I regret to inform you that the WBA is at it again
Scorpion, frog, etcetera
For those of you not immersed in Sanctioning Body Lore, which can drive unprepared minds to madness, the WBA is by far the least professional of the four. Compared to the WBC, which hides its self-dealing and blatant hypocrisy behind a veneer of professionalism, they’re a sort of improvisational evil, haphazardly slapping together titles and rankings between spurts of naked partisanship.
Or, because I’m still Andor-pilled and not scheduled to be humanely euthanized for it until next week, the WBC is the Imperial Security Bureau and the WBA is Mos Eisley Cantina.
Let Trevor Bryan fight BJ Flores for a title after beating two guys with a combined record of 4-44? Sure. Let Don King yank Mahmoud Charr around for nearly half a decade? Why not. Rank a dead guy? Hell yeah, pass the coke.
Their tomfoolery hit critical mass in August 2021, when Gabriel Maestre received both a thorough schooling from Mykal Fox and, somehow, all three scorecards. It then came out that judge Gloria Martinez Rizzo was married to a WBA executive and also cartoonishly racist.
After years of ineptitude and greed, this proved the straw that broke the camel’s back. Public pressure forced Gilberto Mendoza to embark on a campaign of title consolidation that, I must admit, he actually followed through on. Over the next few years, they steadily whittled down each division’s champions from four (super, world, interim, gold) to one or two. Sure, they still didn’t consistently force champions to fight their mandatory challengers and their rankings weren’t the best, but you have to grade these sorts of things on a curve.
Unfortunately, recent news suggests they’re back on their BS. Checking their rankings reveals a smorgasbord of nonsense, including:
- Giving Cuban Olympic veteran Julio Cesar La Cruz a secondary “bridgerweight” belt for beating 136th-ranked cruiserweight Austine Nnamdi.
- 46-year-old Felix Sturm holding the “gold” light heavyweight belt thanks to a knockout over 39-year-old Benjamin Blindert, who doesn’t crack BoxRec’s top 450.
- Rolly Romero winning the vacant “world” welterweight title in his divisional debut against Ryan Garcia, who was also making his divisional debut.
- Noel Reyes Cepeda picking up the “gold” super bantamweight belt by beating Nehomar Cermeno, who was 44 at the time and had dropped four of his previous five.
- Muhammad Waseem claiming the “gold” bantamweight title just last month by knocking out 300th-ranked Winston Orono, whose previous two fights were at light flyweight.

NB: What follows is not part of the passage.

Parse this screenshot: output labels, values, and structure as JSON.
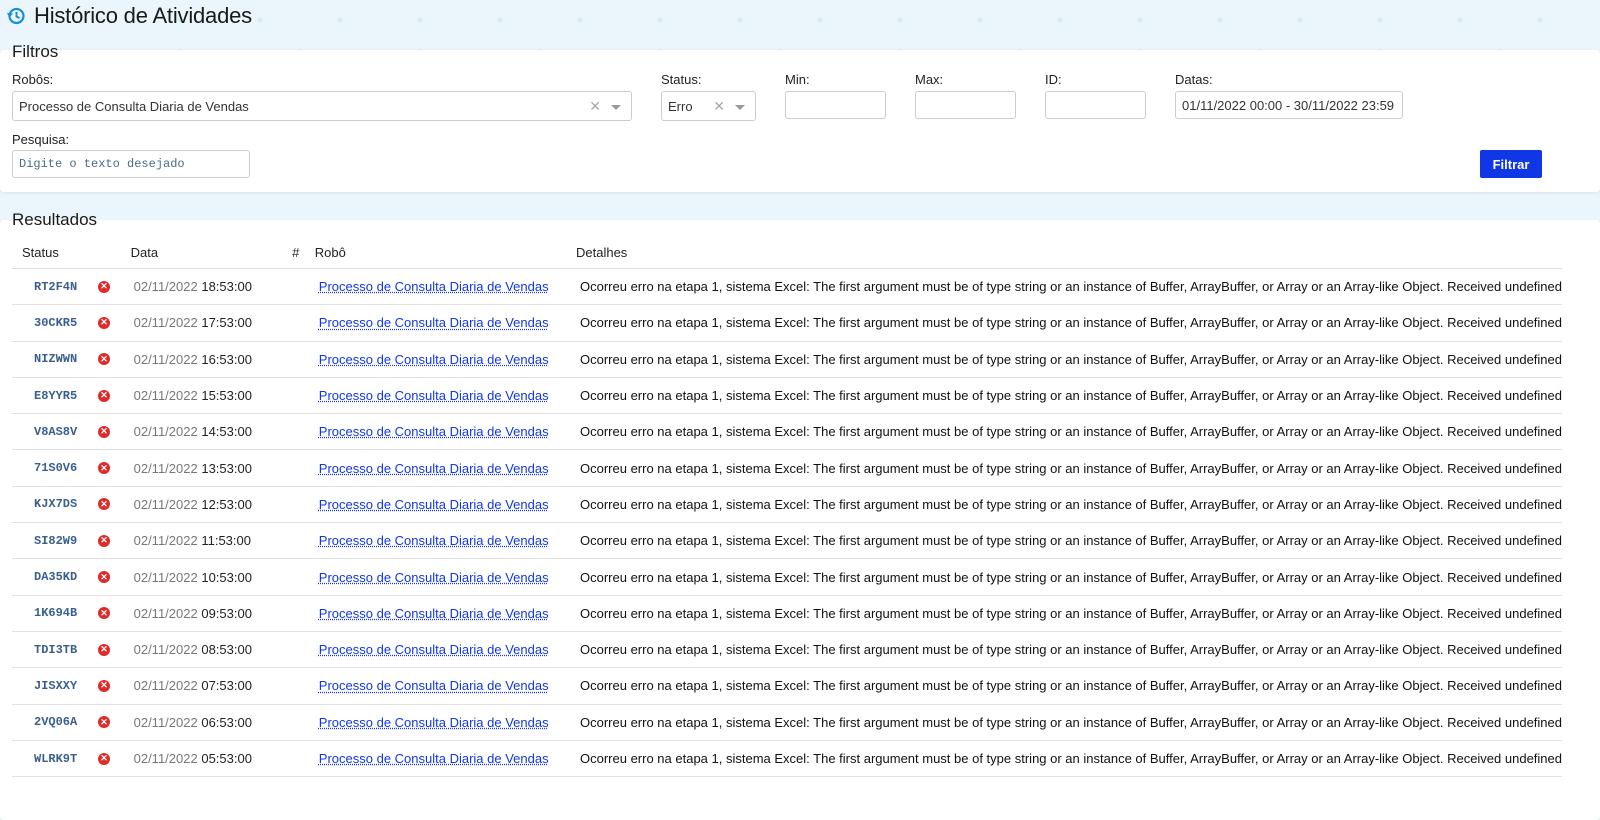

- Elton Dharry earning the “gold” super flyweight belt with a win over unranked flyweight Dexter Marques in the prestigious Guyana Boxing Night.
They show no signs of slowing down, either. They currently have three bantamweight champions: world champ Antonio Vargas, super champ turned champion-in-recess Seiya Tsutsumi, and the aforementioned Waseem. They’re going to add a fourth, the interim champion, when Nonito Donaire fights Andres Campos in a couple weeks. Donaire has lost two straight. Campos is an unranked super flyweight.
That’s not the best one. The best one is at featherweight.
So, Nick Ball has not actually fought a contender at his weight since edging out Raymond Ford for the belt last year. Instead, he beat super bantamweights Ronny Rios and TJ Doheny, the latter of whom was just six months removed from a knockout loss to Naoya Inoue.
He doesn’t have a fight booked. He has a mandatory challenger in Mirco Cuello, who scored a last-minute come-from-behind body shot finish of Christian Olivo in a February eliminator. Thus, the WBA took the obvious next step of having Cuello (Argentinian) fight TBA for the interim belt in the classic boxing hotspot of Benghazi, Libya.
I will say this for Gilberto Mendoza and co.: at least their corruption is funny.